CaseFile: On the road 27001

To no longer be lost on the road 66 of ISO 27001, I am pleased to present Case File the latest Maltego Teeth. The latter is integrated into the Kali-Linux distribution.

The Maltego Case File application is available in Java with support for Windows / Mac / Linux systems and the official version is available on the Paterva website.

CaseFile !

CaseFile is a light emanation of Maltego Teeth. This is essentially the same graphical application with bridle functions (online investigation). CaseFile allows you to quickly add, bind, and analyze data across nodes.

The application has the possibility to view data stored in files in CSV, XLSX format and to export the representations in graphic format.

A complementary asset is the generation of a PDF report containing all the elements with the interactions.

The application focuses on a need for « offline » analysis, the sources of which are acquired « on the ground », gathering information from others on the team and drawing up an information card of their investigation.

The application responds to a formalization to represent attacks, threat scenarios, or a risk to a process. It is one of the indispensable tools of digital investigation.


The use case ISO 27001

Our use case was to be able to model the list of controls present in the appendix to ISO / IEC 27001: 2013 and thus to be able to attach actions or to follow the evolutions of this standard.

First step

To be able to model this standard, it was necessary to create three objects to take into account domains, objectives and security controls. The creation of entities (Manage Entity) is done fairly quickly with a naming of the object, a description, a unique name and a logo.

Second step

The modeling is done with the sliding of the objects on the sheet, then for each object, its attribute is assigned to it, namely in our case of use the domains, objectives and controls in the appendix of ISO 27001: 2013.

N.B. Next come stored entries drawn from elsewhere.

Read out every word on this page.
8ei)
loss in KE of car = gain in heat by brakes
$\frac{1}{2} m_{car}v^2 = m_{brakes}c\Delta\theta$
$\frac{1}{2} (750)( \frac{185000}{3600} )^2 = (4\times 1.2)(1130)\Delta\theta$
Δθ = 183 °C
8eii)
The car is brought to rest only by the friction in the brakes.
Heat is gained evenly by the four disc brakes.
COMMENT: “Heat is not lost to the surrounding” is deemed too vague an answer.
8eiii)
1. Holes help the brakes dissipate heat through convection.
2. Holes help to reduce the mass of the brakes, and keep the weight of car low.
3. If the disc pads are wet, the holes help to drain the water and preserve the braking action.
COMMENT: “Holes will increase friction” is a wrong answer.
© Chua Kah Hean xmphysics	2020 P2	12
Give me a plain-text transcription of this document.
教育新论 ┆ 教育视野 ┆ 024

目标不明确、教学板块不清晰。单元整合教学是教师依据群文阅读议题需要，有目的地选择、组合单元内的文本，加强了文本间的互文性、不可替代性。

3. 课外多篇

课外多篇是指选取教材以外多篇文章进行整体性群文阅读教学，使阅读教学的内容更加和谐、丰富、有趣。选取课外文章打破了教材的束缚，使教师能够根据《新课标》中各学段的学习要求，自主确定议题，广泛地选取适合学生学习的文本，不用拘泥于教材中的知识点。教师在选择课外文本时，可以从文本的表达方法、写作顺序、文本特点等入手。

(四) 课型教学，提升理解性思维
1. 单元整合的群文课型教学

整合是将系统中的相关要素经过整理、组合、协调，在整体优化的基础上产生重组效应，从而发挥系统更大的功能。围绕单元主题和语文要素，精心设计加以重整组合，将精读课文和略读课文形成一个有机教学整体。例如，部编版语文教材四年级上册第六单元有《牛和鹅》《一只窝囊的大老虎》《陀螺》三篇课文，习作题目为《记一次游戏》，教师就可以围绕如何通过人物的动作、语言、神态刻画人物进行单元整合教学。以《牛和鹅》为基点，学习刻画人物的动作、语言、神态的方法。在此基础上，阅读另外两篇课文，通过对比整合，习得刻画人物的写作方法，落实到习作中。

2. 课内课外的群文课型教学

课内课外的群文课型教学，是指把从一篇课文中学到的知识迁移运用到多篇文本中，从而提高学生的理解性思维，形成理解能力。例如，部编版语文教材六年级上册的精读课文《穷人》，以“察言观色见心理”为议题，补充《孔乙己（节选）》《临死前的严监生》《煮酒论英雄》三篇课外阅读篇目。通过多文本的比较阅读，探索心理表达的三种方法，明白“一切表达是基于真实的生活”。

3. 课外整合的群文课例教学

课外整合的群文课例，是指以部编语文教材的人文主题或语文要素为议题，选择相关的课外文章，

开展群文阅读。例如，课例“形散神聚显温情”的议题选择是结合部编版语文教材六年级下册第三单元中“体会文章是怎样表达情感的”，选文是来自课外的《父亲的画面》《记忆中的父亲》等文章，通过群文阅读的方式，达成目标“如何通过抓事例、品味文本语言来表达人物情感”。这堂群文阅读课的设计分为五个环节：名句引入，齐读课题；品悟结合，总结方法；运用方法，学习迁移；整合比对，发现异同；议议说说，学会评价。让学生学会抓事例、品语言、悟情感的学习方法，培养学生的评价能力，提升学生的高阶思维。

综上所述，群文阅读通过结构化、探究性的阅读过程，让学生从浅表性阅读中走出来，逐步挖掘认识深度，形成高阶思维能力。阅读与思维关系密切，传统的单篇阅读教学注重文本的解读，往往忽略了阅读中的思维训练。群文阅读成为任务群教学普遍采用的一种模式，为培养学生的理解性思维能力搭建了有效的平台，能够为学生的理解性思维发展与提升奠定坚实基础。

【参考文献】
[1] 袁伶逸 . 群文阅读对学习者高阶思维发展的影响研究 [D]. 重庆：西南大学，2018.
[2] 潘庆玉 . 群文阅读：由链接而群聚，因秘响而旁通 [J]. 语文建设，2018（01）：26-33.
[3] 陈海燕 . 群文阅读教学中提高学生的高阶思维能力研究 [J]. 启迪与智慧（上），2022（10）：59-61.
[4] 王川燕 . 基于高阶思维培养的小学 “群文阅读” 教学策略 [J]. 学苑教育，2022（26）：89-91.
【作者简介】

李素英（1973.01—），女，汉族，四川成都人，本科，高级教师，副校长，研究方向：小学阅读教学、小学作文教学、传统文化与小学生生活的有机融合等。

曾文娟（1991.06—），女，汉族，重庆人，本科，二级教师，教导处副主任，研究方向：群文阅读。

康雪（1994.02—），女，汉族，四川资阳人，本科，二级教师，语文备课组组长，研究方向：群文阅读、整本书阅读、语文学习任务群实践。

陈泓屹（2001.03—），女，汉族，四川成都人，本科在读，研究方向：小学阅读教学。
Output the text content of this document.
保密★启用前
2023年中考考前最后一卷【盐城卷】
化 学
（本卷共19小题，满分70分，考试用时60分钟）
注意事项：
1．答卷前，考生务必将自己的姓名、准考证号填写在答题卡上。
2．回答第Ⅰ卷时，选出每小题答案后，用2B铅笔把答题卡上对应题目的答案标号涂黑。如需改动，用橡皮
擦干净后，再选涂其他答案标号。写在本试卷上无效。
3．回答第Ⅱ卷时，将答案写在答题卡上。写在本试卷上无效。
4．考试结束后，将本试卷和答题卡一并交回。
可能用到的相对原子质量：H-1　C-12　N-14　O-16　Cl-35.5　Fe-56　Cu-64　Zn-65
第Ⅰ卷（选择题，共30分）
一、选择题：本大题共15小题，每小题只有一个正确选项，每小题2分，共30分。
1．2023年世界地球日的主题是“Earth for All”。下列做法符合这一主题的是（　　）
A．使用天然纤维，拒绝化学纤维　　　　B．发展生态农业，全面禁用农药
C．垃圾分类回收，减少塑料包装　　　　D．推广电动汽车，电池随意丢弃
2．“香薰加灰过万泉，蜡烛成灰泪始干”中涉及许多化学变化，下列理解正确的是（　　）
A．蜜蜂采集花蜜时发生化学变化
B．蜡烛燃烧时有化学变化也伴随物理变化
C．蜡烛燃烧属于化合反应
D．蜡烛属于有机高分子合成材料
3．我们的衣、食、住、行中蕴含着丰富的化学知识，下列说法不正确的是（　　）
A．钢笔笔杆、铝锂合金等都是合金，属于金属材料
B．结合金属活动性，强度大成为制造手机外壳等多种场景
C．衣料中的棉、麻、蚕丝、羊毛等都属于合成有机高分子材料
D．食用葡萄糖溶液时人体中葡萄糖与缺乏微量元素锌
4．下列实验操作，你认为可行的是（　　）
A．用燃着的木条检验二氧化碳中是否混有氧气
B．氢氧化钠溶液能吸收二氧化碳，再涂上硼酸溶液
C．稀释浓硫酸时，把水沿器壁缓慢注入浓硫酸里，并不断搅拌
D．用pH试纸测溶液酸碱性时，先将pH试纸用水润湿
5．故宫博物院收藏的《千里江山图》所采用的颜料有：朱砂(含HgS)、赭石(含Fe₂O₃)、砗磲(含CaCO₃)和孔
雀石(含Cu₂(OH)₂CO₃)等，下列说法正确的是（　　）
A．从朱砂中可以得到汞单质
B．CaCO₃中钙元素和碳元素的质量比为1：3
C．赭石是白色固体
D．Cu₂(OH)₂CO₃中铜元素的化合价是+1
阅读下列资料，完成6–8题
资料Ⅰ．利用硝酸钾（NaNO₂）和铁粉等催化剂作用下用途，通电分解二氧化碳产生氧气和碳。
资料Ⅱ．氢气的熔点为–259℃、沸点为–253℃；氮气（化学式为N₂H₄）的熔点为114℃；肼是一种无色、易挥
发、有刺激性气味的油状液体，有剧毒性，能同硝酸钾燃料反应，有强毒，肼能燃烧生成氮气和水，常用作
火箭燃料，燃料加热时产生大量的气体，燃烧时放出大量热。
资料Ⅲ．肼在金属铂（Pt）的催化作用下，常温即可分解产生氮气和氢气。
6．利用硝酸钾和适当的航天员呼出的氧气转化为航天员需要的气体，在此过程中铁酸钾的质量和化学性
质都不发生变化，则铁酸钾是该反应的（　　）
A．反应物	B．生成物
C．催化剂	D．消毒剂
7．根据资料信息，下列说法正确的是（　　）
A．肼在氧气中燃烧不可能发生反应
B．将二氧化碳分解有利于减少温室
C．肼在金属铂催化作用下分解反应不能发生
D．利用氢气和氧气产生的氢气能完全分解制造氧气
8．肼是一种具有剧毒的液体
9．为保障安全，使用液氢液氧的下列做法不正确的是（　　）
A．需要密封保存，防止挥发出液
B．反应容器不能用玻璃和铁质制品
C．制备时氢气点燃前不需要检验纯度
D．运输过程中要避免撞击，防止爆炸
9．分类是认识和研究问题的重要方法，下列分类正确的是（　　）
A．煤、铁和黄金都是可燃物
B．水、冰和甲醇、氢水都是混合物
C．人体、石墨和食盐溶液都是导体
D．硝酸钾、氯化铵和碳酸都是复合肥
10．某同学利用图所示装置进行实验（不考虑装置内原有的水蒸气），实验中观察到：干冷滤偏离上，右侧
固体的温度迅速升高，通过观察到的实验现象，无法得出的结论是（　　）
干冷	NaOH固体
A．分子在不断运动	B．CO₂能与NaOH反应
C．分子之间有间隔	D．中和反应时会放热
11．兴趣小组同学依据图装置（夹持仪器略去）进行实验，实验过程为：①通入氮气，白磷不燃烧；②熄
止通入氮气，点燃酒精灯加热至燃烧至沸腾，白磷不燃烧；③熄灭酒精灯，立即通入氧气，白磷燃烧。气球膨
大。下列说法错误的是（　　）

After this operation, we must establish the relations between the objects with the following relation:

One domain integrates one or more security objectives;
A goal incorporates one or more security controls.

Navigation in the cybergalaxy

The modeling of the controls  of ISO / IEC 27001, allows you to navigate the 14 domains listed below:

– A5  Security Policies
– A6 Organization of information security
– A7 Human Resource Security
– A8 Asset Management
– A9 Access control
– A10 Cryptography
– A11 Physical and environmental security
– A12 Operations security
– A13 Communications Security
– A14 Acquisition, development and maintenance
– A15 Supplier relationships
– A16 Information security incident management
– A17 Information security aspects of business continuity management
– A18 Compliance

and to identify the 35 objectives and 114 security controls of the standard. The documentation of the generated model is given in this report ISO27001_2013-EN

Stay on the course.

This modeling can meet both the mapping needs of the implementation of the ISO 27001 security controls, the management of its improvement axes or the audit of a system.

The mtgx modeling file is available on request via a linkedin message.